Adenauer und Ben Gurion
Die beiden alten Herren mochten sich, der weißschopfige und der hoch gewachsene mit dem asketischen Gesicht. Es war bald – über alle kataklystischen Tiefen hinweg – mehr als nur gegenseitiger Respekt, den sie für einander hegten: der 73-jährige israelische Ministerpräsident David Ben Gurion und der 84-jährige Deutsche Bundeskanzler Konrad Adenauer. Ihre Hinwendung zueinander wie im altvertraulichen Gespräch am 14. März 1960 im New Yorker „Waldorf-Astoria“ wurde nicht nur in Fotos festgehalten – einzigartigen Dokumenten. Diese relativ kurze Szenerie leitete eine Wende zwischen Israel und Deutschland ein, wie sie nach dem Verbrechen der Weltgeschichte undenkbar schien.
Es begegneten sich damals zwei durch das Leben gehärtete Persönlichkeiten, die – wiewohl zwischenzeitlich selber Spielball skrupelloser Mächte – sich ihre Werte erhalten hatten. Nichts konnte Adenauer von den christlichen Grundlagen des Abendlandes abbringen; nichts Ben Gurion von seiner Auffassung eines jüdischen Staates. Und beider Interessen berührten sich nicht nur, waren sie doch durch die deutsche Schuld unentrinnbar miteinander verwoben: Adenauer ging es um Wiedergutmachung (soweit das überhaupt möglich war; das war ihm immer klar), damit auch um die Wiedereingliederung Deutschlands in die zivilisierte Staatengemeinschaft. Ben Gurion, der den Widerstand in Israel gegen jegliche deutsche Hilfe kannte, war Praktiker genug, Einwände wie diese zu ignorieren – auch darin Adenauer seelenverwandt.
Ihr Treffen in New York sollte geheim gehalten werden. Die Voraussetzungen schienen günstig. Der deutsche Regierungschef befand sich in jenen Tagen auf einer Goodwill-Tour durch die USA, die über Japan abgerundet werden sollte. Ben Gurion befand sich – von deutschen Medien unbeachtet – auf einer Rundreise durch jüdisch-amerikanische Organisationen. Der Moloch New York schien als Ort geeignet, selbst Sensationen wie diese einfach untergehen zu lassen. Der Fehler waren die beiden Flaggen, die israelische wie die deutsche, die sich an der Frontseite des Luxushotels im Märzwind bauschten. Das konnte nicht übersehen werden. Und wurde nicht. Bald war das Foyer mit Journalisten übersät.

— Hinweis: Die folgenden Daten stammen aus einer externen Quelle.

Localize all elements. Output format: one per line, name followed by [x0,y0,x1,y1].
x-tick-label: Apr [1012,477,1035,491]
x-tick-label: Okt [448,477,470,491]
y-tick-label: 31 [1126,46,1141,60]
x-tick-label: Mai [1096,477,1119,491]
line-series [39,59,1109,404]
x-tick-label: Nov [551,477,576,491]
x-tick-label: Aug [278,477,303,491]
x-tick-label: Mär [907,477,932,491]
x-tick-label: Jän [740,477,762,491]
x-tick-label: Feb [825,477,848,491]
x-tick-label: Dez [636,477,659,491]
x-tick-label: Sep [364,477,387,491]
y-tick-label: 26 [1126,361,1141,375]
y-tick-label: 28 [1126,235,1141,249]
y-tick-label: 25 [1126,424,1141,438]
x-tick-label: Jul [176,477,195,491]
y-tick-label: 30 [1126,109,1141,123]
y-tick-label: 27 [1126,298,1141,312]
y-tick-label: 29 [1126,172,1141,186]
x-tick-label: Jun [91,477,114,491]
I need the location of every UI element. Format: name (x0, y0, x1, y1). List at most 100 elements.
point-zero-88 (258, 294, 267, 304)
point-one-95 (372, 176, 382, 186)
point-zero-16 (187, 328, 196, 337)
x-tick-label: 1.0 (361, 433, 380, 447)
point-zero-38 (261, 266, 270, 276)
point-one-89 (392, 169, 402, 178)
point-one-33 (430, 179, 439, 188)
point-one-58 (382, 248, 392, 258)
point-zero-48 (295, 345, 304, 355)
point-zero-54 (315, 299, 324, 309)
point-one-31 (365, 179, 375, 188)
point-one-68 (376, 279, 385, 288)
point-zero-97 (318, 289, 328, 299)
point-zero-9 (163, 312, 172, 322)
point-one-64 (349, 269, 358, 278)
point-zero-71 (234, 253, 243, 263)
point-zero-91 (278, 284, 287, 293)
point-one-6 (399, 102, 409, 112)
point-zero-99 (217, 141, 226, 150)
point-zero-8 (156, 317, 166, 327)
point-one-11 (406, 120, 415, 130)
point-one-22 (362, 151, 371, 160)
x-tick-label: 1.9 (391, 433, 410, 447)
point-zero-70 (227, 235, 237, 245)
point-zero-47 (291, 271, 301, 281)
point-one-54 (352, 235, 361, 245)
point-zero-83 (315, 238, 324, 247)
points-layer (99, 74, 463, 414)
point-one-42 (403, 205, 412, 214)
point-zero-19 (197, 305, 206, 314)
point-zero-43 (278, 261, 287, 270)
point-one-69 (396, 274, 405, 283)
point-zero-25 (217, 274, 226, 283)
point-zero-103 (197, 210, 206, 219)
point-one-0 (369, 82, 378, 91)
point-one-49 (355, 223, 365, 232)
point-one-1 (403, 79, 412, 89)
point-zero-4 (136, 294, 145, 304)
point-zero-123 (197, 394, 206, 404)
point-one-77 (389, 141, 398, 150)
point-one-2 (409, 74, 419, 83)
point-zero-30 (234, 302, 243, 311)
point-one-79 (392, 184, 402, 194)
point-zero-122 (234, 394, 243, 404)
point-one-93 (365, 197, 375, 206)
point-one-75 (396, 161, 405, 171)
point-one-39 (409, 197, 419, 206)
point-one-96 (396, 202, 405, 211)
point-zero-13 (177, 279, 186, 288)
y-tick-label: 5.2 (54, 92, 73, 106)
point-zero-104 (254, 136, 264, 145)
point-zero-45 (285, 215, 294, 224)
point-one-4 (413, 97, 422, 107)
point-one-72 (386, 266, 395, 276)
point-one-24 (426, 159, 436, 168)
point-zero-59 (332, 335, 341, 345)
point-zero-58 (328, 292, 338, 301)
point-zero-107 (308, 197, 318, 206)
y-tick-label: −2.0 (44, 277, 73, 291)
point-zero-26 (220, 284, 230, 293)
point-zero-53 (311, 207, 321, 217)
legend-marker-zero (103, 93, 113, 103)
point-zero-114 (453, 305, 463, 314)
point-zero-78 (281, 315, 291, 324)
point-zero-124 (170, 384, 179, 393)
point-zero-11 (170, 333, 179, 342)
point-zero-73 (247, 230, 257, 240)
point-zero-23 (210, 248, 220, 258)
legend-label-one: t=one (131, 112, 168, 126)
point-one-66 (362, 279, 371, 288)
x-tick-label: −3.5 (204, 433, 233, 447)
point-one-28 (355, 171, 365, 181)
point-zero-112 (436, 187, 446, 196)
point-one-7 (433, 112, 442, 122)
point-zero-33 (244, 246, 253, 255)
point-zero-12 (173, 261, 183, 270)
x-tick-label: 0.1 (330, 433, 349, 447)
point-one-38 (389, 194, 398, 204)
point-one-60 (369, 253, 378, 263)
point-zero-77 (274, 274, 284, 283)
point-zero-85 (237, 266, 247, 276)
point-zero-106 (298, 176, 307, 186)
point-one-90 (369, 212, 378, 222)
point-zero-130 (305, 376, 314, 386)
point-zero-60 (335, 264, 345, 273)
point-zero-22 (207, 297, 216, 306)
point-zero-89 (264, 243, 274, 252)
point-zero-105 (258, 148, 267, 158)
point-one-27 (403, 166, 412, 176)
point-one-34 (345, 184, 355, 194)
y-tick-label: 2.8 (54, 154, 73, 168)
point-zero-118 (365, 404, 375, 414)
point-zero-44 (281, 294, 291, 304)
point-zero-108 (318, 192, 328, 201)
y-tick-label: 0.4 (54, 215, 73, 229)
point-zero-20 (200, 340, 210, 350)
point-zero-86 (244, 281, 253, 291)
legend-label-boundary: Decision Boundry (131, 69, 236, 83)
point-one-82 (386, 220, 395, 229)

Ben Gurion, immerhin auch schon reichlich im Rentenalter, nutzte die Feuertreppe, um vom 37. (!) Stockwerk seiner Suite in den zwei Stockwerke tiefer gelegenen Konferenzraum herabzusteigen, um neugierigen Blicken zu entgehen. Es half nichts. Nach ihrem zweistündigen Gespräch stellten sich die beiden Staatsmänner der internationalen Presse. Dort entstanden auch die legendären Fotos, die sichtbar die politisch-moralische Wende zwischen den beiden Ländern dokumentierten. Ein Glücksfall der Geschichte nach der Katastrophe schlechthin.
Die Beziehungen zwischen Israel und Deutschland hatten allerdings schon einige Jahre früher begonnen – mit dem Luxemburger Abkommen, in dem sich die Bundesrepublik Deutschland verpflichtet hatte, an Israel, stellvertretend für die jüdischen Opfer des Nationalsozialismus, Wiedergutmachungszahlungen zu leisten und zwar individuell.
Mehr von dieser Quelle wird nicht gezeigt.